George Rusznak

 

I was born in May 1938 in Budapest, Hungary. I have a sister five years older than me. My parents owned a small grocery store, worked very hard and lived a middle-class life.

 

During World War II, Hungary was an ally of Nazi Germany and assisted in the persecution of Jews. In 1943, my father was conscripted into a Jewish work battalion. This was a special unit which was brutally exploited for hard labor, supporting the regular army. My mother later learned that he was killed by the Nazis. She didn't tell us until after the war. I have only a few vague memories of him.

 

In 1944, the persecution of the Jews intensified. The Jews of Budapest were forced into a ghetto, a walled-off part of the city. This is where my mother, sister and I ended up. We had to wear yellow stars and our movements were severely restricted. My mother took many risks by removing the star and leaving the ghetto to secure medicine and food for us. Twice, on these occasions, she was captured and sent to a staging area to be sent to the concentration camps. But each time, knowing that her children's lives depended on her, she summoned extraordinary strength and great resourcefulness to successfully escape and come back to take care of us.

 

Large-scale deportations to the concentration camps began in May 1944. Over a period of only a few months, more than 600,000 Hungarian Jews were deported and killed. At times, when there were no trains available, people were taken to the banks of the river and machine-gunned. In December 1944, the residents of our building were also assembled for deportation. But my mother still wouldn't give up. Desperately, she approached an armed guard and pleaded with him to let us get away. By some miracle he agreed and we slipped into a storage area. After the transport left, we were helped by several kind and brave Christians to find refuge outside the city. For the rest of the war, we were hiding with a kind family in a one-room house with a dirt floor. We shared this small space with our protectors, their nine children and eleven dogs.

 

From our extended family only a few survived.
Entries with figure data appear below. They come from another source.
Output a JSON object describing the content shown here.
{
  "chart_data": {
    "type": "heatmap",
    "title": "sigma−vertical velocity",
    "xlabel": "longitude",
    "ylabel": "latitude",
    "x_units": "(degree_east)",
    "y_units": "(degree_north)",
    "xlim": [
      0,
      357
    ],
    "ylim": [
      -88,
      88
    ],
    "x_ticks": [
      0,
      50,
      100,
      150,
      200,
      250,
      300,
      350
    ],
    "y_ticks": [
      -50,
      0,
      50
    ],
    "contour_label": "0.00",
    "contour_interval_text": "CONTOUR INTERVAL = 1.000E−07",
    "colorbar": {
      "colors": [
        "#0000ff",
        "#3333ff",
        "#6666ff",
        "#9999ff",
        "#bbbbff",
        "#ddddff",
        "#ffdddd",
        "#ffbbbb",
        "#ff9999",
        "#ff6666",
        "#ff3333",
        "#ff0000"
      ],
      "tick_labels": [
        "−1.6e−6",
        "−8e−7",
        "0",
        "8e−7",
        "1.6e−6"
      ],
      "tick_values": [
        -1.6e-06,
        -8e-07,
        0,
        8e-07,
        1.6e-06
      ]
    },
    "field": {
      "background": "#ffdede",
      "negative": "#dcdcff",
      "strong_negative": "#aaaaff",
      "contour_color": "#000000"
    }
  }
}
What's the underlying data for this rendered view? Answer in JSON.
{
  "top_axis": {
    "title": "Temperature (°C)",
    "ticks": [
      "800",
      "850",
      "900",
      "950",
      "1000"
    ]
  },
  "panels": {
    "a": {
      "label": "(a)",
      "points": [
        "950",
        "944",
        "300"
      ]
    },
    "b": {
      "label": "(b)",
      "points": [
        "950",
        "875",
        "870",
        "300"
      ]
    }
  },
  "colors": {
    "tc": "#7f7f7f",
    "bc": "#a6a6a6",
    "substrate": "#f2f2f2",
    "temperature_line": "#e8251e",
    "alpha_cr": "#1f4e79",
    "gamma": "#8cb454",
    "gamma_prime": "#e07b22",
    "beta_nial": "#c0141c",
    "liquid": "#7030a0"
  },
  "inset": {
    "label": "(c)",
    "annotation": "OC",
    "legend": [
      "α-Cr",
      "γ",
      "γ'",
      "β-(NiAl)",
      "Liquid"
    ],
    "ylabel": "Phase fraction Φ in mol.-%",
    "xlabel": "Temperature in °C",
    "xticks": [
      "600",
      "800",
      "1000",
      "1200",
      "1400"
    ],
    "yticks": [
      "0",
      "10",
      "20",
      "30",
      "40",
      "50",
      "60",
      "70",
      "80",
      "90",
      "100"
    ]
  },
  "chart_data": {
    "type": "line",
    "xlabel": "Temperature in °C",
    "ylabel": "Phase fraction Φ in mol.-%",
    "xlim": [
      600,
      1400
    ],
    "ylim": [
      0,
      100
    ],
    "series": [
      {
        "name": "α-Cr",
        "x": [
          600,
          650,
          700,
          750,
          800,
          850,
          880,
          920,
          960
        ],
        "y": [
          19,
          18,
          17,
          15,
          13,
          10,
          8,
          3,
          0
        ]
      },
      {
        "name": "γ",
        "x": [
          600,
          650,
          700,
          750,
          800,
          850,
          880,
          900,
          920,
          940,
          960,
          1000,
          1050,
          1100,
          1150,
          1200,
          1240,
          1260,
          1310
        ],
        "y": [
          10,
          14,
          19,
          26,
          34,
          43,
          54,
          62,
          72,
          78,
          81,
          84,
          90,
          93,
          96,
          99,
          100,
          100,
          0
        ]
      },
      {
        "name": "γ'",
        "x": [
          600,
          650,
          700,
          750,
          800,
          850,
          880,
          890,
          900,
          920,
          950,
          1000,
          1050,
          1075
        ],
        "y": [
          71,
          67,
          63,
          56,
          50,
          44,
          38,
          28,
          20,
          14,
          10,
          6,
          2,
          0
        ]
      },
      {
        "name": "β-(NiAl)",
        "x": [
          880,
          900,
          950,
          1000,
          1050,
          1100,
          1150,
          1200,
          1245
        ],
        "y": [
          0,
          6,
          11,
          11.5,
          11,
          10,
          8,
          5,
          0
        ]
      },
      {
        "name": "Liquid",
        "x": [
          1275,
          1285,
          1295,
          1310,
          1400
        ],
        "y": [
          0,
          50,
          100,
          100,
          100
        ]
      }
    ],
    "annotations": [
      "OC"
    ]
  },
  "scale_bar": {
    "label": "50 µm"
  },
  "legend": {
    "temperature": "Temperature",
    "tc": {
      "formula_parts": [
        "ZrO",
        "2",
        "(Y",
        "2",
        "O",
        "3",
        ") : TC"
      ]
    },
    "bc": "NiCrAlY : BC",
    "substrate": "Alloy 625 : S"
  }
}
Both sets of my grandparents, ten of my aunts and uncles and fourteen of my cousins were killed. I have no memories of them.

 

My mother couldn't take care of us after the war. She had to put me in an orphanage for a while. I was nine-years-old and terribly homesick there. We didn't have enough to eat, and during the winter I was always cold. The discipline was severe. I was truly miserable.

 

I rejoined my mother after one year. In October of 1956, there was an uprising against the Communist government of Hungary, and an opportunity to escape arose. My mother, selflessly, without knowing if we would ever see each other again, encouraged me to leave for a better life in the free world. I escaped to Austria where I spent some time in several refugee camps. There I met Julie, a fellow refugee. We got married and came to the U.S. in September 1957. With $10 in our pocket and ten English words in our vocabulary, and with some initial support from Jewish charities, we started to build our lives.

 

We moved to Los Angeles, and in 1959 I became a pioneer in the computer field. I was glad that, as a survivor, through my work I got to be in a position to help bring about the Information Age and contribute to humankind by improving life in a variety of different ways.

 

I consider myself extremely fortunate to have survived the Holocaust and will be forever grateful to my mother, who repeatedly risked her life to save us and to the brave and kind Christians without whose help we would have surely been part of the six million who perished.